SNPs with significant differences in allele frequency between domestic and wild catfish populations were identified to provide insight into genomic impact of domestication and selection. Compared with all the SNPs identified from channel catfish, significant SNPs were approximately 5% of the total SNPs, indicating that the vast majority of genomic regions have not been affected by domestication or selection. Additional analysis was conducted to determine the position and genes associated with significant SNPs. The vast majority of significant SNPs (87.2%) were located in the non-coding DNA sequences, while 12.8% of the significant SNPs were found in coding regions of catfish genes. This proportion of SNPs associated with genes is greater than the proportion of gene sequences from the whole genome sequences, suggesting that domestication and selection may have had a greater impact on genes than on intergenic regions.

The significant SNPs were distributed on each of the catfish chromosomes (Figure 3). Chromosome 3, 6 and 21 contained a largest number of significant SNPs, but from which no putative selective sweeps were identified. Perhaps, the catfish genome harbors a large amount of genetic variation for further domestication and selective breeding given the relatively short domestication and history of selection. Also, recent studies indicate that soft sweeps are abundant in adaptation and may play a major role in the rapid adaptation in many species [7]. Because soft sweeps contain multiple adaptive alleles and they all have relatively high frequencies, their genetic diversities should also be high. In this project, we only focused on hard selective sweeps from pooled sequencing data by searching the regions with low genetic diversity. Soft sweeps may be present in those chromosomes with abundant SNPs, but we only conducted our analysis with bi-allelic SNPs and our analysis does not provide any insight into soft sweeps.

A concern regarding the analysis of channel catfish was sampling since this species occupies a large geographical range, populations can be large and numerous domestic and wild populations exist. Assuming that all domesticated populations and a broad representation of wild populations can be achieved, significant SNPs between the domestic and wild populations could be used to reveal solid selective sweeps caused by domestication and selection. However, based on the nature of catfish industry, it is difficult to sequence large enough samples that can represent all genetic variations that exist in all domestic and wild strains. Therefore, we fully acknowledge the difficulties involved in the sampling of the domestic and wild populations for an aquatic species, however, analysis of putative selective sweeps should still provide insights into the potential impact of domestication on genome evolution. To identify hard type selective sweeps in domestic catfish caused by selective breeding, we analyzed the pooled heterozygosity (Hp scores) for the domestic populations using significant SNPs with the assumption that artificial selection by domestication tends to create runs of homozygosity [39].

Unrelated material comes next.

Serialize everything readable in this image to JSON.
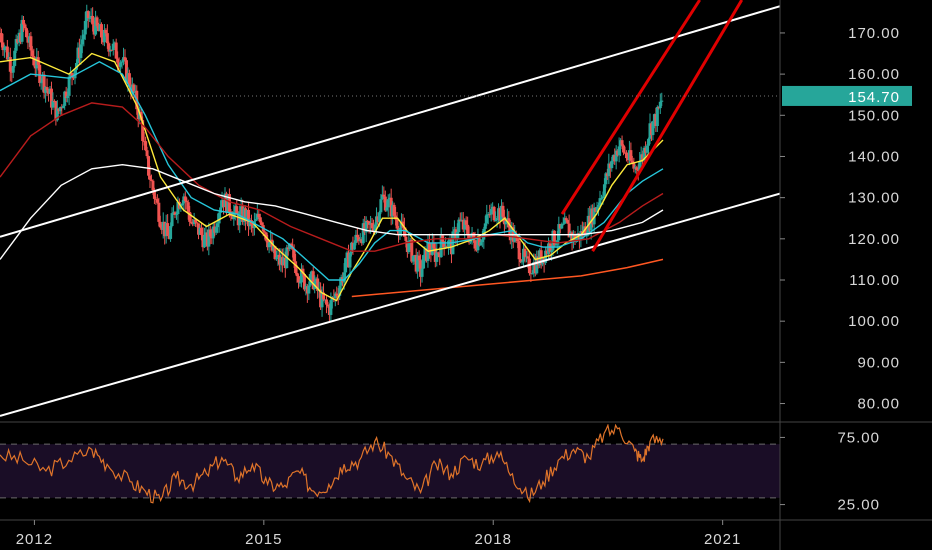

When hard selective sweeps are analyzed using the method of Rubin et al [3], [4], two parameters could affect its accuracy and sensitivity. The first is the window size used for the calculation of Hp scores. Large window sizes could contain more SNPs and reduce the bias in the calculation of pooled heterozygosity, but it will also lose sensitivity due to the uneven distribution of SNPs. In catfish, where the whole genome has not been fully assembled, the window size should be set smaller than those species with whole genome reference assemblies simply because very long contigs are not yet available. After reviewing variable window sizes, we used 20-kb siding windows. Another noteworthy parameter is the SNP number in each window. Obviously, windows with very small SNP number cannot provide the actual heterozygosity of the genome regions they represent. Therefore, we did not include the windows that contained less than five significant SNPs in the analyses.

Domestication and selection could change genetic variability, the genetic correlations among traits and the interactions among loci. Traits with high production values, such as growth rate, disease resistance and tolerance to low oxygen have been selected for generations in aquaculture species either intentionally or unintentionally. Resistance to low oxygen is an important aquaculture trait relevant not only for survival, but also growth and disease resistance. Hypoxia can cause high mortality for aquaculture species. Even if the fish survive under hypoxic conditions, exposures to low oxygen levels often trigger disease incidents that cause further major losses [40], [41]. Variations in tolerance for low oxygen have been well studied with various aquaculture species [42][44]. However, genetic variation for low oxygen tolerance have not been systematically determined. In case of catfish, great efforts have been made on the genetic improvement of the important production traits, such as growth rates, disease resistance, tolerance to handling stress and hypoxia [45][47], but little is known of the genomic basis for such observed phenotypic improvements.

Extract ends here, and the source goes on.